Hardware-Level Virtualization (System Virtualization)
• Hypervisor (Virtual Machine Monitor - VMM):
o Type I (Bare-Metal): Runs directly on hardware, no host OS required.
o Type II (Hosted): Runs on top of an existing OS.
• Virtual Machine Manager (VMM) Components:
o Dispatcher: Handles entry points (invocation).
o Allocator: Manages resource distribution.
o Interpreter: Translates and optimizes execution.
• Efficient VMM Criteria (Goldberg & Popek’s Properties):
o Equivalence: Guest OS should behave the same as on physical hardware.
o Resource Control: Full control over virtualized resources.
o Efficiency: Most instructions should execute without intervention.
Hardware Virtualization Techniques
• Full Virtualization: Runs unmodified OS directly on a VM.
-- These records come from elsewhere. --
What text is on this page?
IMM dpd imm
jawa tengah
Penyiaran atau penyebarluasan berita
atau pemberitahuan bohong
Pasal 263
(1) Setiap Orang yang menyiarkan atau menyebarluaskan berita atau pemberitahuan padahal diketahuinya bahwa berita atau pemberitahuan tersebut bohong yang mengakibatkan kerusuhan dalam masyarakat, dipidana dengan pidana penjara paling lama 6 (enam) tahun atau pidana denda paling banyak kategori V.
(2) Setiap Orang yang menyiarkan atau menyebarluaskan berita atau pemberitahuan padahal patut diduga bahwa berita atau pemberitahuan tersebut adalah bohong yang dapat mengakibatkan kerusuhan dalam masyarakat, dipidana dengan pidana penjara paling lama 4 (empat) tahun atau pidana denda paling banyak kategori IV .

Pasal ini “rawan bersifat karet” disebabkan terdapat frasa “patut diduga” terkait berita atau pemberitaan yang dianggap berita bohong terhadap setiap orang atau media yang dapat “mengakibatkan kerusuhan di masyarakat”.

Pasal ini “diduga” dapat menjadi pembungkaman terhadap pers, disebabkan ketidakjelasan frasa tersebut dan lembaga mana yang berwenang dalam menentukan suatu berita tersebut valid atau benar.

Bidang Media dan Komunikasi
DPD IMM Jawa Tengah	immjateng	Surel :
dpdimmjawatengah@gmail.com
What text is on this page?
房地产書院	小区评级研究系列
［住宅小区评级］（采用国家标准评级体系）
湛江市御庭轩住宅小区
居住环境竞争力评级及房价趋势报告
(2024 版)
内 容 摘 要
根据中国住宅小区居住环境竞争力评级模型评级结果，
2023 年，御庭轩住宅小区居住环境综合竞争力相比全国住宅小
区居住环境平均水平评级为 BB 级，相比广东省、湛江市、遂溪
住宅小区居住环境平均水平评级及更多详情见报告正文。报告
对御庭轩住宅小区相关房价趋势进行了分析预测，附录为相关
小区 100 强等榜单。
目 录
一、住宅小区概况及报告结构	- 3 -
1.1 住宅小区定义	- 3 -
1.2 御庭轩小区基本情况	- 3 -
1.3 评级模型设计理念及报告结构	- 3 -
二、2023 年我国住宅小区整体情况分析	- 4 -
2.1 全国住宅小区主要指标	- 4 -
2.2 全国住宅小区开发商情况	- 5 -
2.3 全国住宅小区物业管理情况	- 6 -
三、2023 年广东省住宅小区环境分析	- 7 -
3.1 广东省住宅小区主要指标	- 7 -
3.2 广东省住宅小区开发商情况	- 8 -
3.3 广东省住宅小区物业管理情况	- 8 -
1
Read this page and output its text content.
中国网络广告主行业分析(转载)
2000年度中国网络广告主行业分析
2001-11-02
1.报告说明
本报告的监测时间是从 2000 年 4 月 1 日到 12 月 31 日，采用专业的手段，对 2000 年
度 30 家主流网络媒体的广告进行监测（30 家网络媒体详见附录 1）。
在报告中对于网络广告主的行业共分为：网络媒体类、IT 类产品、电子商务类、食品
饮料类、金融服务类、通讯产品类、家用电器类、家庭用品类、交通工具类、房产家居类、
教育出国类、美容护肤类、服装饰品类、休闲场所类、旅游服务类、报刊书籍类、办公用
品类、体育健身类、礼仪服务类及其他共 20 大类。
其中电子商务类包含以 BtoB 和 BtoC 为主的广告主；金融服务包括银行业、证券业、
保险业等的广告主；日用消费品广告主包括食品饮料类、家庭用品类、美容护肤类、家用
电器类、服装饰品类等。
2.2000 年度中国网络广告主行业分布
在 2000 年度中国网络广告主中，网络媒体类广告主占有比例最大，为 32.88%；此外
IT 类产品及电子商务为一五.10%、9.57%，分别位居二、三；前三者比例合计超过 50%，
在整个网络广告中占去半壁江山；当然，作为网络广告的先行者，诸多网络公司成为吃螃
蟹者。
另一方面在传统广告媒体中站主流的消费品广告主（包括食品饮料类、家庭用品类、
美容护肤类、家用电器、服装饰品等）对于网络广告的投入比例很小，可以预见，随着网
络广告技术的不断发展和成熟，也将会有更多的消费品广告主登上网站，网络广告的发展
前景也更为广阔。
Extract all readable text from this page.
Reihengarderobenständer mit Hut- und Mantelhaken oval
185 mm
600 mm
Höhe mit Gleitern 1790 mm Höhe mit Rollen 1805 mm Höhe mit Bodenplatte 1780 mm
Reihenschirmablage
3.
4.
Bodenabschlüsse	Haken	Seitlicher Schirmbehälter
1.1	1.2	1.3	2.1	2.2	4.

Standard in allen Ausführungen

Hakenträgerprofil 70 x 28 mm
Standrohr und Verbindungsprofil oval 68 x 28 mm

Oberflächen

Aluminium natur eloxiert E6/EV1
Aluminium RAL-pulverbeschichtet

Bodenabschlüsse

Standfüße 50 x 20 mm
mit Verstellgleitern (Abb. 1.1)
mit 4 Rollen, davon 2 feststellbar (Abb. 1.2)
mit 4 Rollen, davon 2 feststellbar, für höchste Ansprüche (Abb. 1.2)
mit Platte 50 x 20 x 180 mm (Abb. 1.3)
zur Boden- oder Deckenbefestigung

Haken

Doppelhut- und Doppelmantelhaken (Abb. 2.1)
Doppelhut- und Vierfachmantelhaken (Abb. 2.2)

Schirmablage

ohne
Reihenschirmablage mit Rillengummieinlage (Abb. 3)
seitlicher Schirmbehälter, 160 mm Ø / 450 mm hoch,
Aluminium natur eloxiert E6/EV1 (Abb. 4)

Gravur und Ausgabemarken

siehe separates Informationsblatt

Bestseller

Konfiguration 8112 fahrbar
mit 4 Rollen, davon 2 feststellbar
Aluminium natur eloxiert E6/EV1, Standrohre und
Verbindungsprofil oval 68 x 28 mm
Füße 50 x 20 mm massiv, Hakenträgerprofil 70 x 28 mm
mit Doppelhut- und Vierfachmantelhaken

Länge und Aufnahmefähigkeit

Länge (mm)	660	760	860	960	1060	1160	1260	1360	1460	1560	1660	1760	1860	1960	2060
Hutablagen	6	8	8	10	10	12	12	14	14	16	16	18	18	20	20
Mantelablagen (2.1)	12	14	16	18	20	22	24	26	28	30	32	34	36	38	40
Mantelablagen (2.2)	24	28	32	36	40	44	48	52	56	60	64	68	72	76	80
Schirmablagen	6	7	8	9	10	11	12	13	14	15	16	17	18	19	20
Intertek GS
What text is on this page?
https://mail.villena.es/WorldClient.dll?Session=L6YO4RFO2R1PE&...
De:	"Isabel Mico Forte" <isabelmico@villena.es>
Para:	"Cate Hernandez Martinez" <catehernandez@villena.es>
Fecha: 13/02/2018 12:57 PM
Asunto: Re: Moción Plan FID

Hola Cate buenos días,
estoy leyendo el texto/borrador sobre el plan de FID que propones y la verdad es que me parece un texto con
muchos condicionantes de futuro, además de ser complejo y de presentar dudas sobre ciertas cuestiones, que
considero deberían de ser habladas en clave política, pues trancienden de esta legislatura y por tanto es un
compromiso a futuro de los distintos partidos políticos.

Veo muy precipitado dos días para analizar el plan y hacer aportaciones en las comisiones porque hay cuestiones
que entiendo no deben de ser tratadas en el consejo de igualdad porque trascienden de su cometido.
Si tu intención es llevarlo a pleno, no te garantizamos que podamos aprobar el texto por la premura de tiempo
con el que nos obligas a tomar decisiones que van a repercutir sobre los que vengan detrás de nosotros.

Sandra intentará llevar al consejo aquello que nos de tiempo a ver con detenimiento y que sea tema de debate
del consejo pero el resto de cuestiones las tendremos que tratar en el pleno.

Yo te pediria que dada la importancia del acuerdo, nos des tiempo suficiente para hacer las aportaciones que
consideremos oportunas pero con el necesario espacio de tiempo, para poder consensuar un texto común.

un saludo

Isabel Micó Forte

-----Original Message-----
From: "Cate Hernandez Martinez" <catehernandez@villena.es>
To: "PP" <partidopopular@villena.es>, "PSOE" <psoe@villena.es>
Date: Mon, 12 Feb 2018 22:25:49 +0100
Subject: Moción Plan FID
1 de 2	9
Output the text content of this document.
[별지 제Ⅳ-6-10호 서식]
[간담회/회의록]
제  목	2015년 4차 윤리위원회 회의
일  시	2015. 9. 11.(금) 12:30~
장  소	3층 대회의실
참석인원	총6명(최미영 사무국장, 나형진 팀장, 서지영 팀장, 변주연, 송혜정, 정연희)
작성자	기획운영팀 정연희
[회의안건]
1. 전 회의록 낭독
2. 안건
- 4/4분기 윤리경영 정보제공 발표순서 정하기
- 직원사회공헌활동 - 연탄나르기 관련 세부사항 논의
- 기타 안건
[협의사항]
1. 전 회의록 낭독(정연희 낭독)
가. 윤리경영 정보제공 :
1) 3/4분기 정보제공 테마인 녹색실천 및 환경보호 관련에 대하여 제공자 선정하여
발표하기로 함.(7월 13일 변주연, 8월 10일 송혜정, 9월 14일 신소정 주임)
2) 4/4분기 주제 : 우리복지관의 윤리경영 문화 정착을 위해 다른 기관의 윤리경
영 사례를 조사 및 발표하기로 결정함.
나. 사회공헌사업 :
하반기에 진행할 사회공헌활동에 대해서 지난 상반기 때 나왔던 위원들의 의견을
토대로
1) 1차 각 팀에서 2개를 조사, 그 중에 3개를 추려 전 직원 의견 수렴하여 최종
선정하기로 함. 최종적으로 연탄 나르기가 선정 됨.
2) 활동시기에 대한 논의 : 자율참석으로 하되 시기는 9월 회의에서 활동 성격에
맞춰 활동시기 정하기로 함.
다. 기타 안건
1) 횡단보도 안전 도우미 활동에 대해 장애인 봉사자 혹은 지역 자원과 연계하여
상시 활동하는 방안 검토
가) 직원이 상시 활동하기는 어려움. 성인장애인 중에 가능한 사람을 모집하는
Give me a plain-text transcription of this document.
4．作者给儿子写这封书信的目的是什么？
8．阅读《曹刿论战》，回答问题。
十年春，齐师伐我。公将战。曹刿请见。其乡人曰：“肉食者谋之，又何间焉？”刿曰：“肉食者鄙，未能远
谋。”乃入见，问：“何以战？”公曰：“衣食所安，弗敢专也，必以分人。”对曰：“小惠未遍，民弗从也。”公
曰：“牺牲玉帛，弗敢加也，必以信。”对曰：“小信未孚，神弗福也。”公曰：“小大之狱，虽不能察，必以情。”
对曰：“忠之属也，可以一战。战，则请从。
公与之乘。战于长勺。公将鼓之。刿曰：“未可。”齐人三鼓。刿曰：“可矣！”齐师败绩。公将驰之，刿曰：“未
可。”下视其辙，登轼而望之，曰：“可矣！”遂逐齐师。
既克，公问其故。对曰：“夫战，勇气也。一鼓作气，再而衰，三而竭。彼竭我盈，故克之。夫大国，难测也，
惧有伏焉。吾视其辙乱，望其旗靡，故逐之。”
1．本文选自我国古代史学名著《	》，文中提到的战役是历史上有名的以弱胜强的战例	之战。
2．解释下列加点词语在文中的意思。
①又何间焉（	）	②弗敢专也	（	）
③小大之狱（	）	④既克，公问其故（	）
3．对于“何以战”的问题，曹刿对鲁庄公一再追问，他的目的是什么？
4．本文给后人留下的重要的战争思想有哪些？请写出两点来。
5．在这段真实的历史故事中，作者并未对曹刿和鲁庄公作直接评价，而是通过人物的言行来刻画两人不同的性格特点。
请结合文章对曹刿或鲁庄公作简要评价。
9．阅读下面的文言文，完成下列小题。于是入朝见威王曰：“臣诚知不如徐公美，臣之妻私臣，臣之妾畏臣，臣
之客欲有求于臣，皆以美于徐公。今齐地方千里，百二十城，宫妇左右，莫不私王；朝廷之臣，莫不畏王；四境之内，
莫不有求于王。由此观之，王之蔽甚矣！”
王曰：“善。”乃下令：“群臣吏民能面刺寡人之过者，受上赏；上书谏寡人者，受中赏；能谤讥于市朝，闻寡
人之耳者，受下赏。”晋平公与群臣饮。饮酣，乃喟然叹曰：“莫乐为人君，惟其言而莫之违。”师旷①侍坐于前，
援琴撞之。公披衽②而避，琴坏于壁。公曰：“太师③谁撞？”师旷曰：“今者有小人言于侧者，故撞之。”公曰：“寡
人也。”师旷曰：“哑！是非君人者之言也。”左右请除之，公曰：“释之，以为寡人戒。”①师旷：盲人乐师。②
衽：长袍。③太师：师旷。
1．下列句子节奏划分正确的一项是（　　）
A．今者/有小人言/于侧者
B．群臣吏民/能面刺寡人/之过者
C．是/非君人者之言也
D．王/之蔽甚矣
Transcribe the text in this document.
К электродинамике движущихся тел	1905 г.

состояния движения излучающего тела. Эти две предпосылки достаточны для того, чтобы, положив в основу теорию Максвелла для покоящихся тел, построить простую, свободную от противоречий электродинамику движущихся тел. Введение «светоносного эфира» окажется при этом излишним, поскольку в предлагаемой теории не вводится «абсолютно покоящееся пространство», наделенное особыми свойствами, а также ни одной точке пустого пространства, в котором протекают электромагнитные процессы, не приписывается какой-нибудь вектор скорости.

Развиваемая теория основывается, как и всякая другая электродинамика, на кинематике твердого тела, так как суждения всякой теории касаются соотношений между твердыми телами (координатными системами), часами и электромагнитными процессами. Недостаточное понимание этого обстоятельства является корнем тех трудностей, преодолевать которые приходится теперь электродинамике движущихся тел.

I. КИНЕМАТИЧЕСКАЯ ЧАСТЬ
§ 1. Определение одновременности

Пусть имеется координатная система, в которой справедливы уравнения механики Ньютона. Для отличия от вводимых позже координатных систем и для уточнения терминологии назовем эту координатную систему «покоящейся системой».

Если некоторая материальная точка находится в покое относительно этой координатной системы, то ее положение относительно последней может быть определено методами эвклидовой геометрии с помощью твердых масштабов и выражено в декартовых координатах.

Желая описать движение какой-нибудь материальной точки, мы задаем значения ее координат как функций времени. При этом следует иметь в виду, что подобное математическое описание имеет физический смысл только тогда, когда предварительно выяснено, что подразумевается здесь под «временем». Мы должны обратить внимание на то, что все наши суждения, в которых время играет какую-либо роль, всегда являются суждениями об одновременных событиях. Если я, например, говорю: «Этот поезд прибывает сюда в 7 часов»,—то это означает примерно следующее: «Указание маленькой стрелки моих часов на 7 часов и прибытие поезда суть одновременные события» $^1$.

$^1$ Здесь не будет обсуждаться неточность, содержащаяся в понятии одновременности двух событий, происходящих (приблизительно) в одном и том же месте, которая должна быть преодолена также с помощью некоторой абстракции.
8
• Paravirtualization: Uses a lightweight VMM but requires OS modifications.
• Partial Virtualization: Only some parts of the hardware are virtualized.
Operating System-Level Virtualization
• Used for Concurrent Execution.
• No VMM or Hypervisor Required.
• Single OS Kernel with Multiple User Space Instances:
o Each instance has:
§ Isolated file system.
§ Separate IP configurations.
§ Access control.
• Direct OS System Calls: No emulation or extra overhead.
Programming Language-Level Virtualization
• Uses Bytecode for Execution.
• Ensures Platform/OS Portability.
• Common in Virtual Machines (JVM, .NET CLR).
Virtualization & Cloud Computing
• Key Use Cases:
o Computing and Storage Virtualization (not for networking).
o IaaS (Infrastructure as a Service): Hardware Virtualization.
o PaaS (Platform as a Service): Programming Language Virtualization.
• Important Concepts:
o Server Consolidation: Reducing physical servers through VMs.
o Virtual Machine Migration: Moving VMs between hosts.
o Live Migration: Moving VMs without downtime.
Advantages & Disadvantages
• Advantages:
o Sandboxed execution environment prevents security breaches.
o Resource partitioning allows fine-tuned allocation.
• Disadvantages:
o Performance Overhead: Managing virtual processors and privileged instructions.
o Memory Management Challenges: Paging and console functions impact
performance.
Examples of Virtualization Platforms
• Xen (Paravirtualization)
o Domain 0: First loaded VM, manages hypervisor.
o Domain U: Runs guest OS in Ring 1.
o Requires OS Modification: Not all OSes are compatible.
• VMware (Full Virtualization)
o Type I: Server Virtualization.
o Type II: Desktop Virtualization.
o Binary Translation & Direct Execution:
§ Direct execution for non-privileged tasks.
§ Translates sensitive instructions.
Other Types of Virtualization
• Storage Virtualization: Abstracts physical storage.
• Network Virtualization: Virtualized networking infrastructure.
• Desktop Virtualization: Runs a full OS instance remotely.
• Application Server Virtualization: Virtualized execution environments for applications.